Miles Morgan Travel chairman Miles Morgan calls on chancellor to help travel through winter
The past six months have been tough for everyone in the travel industry, either working 24/7 in what has been at times a pressure cooker or on furlough worried about future job prospects.
Small-business owners like me with multiple shops, and single agency owners, are juggling the pressure of the here and now with customers’ demands for refunds or rebookings for next year with our responsibility to our staff.
It’s a tough and, at times, lonely place to be, carrying the added pressure of people that are not just staff but a whole lot more – friends.
In the past few weeks, I have spoken to many and shared our issues, something that has not really happened before. Many are people I talk to regularly, but others are people who have simply picked up the phone to talk. The old adage that a problem shared is a problem halved has never been truer.
At times like this it can be lonely, so simply sharing ideas, thoughts, hopes and fears has been great. I will not share confidences but I can say it has put the seriousness of the situation in full focus. People with great businesses have been talking about simply walking away from companies they have taken years to nurture, develop and make successful.
These people don’t have basket-case businesses: they have (pre-Covid) very successful ones that have paid thousands of pounds in corporation tax and employed and continue to employ many people. Should they walk away now and cut their loses? Or roll the dice on the pick-up of business coming soon? The latter is an option that, if it goes wrong, will even risk their house. This is a truly awful position.

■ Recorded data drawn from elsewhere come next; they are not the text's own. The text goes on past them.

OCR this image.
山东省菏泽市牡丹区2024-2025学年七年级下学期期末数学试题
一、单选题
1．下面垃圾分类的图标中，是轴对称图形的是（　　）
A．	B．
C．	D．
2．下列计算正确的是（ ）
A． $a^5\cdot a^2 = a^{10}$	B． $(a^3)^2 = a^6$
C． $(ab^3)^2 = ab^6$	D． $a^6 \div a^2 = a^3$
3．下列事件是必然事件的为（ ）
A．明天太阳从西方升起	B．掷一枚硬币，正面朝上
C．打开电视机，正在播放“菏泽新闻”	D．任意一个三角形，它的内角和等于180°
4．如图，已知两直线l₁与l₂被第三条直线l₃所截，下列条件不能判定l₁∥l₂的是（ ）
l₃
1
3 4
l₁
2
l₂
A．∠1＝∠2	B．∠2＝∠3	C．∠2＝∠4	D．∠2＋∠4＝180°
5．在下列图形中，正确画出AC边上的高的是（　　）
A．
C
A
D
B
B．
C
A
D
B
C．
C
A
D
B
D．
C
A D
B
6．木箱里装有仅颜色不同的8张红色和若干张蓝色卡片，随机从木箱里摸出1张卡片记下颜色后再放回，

Most businesses across all parts of the economy have had a tough time throughout Covid. The hospitality industry is one that has, for some reason, been singled out for extra support to get people doing ‘normal’ things – like eating out – again.
But the financial support argument for hospitality is hard to identify. A pub or restaurant simply closes its doors and furloughs its staff. A travel agency, on the other hand, can’t furlough all its staff, because they are busy refunding customers, giving back lots of the money the business had made through bookings made in its peak season. Imagine that pub or restaurant having to give back its December profits and having to pay their chef to do it! That is essentially what we have done.
I’m not pub and restaurant bashing; they have got it tough. I’m simply drawing a comparison with travel and wondering what we need to do to get more support from government.
I sincerely hope the many people I have spoken to get extra support to allow them to roll the dice on the future of their businesses. Many have survived the Icelandic ash cloud, 9/11 and Gulf wars, but this is different. The uncertainty in the short term is coupled with the government’s holiday roulette every week. And we don’t know when this horror show will end.
Yet everyone I have spoken to believes travel will return fast when people can travel safely and with certainty again. They think they will be very, very busy, but they just don’t know when.
We need a stop to the blanket quarantine on countries and to introduce testing at airports ASAP. We need money to help employ our staff after November 1. Without this, I can see huge portions of the travel industry disappearing completely and either being replaced by new start-ups when things return or, in some cases, going for ever.
This would be a travesty for the amazing people I have spoken to over the last few weeks and months that have worked so hard to grow their businesses. Rishi, it’s time to stand up and support the travel industry before it’s too late.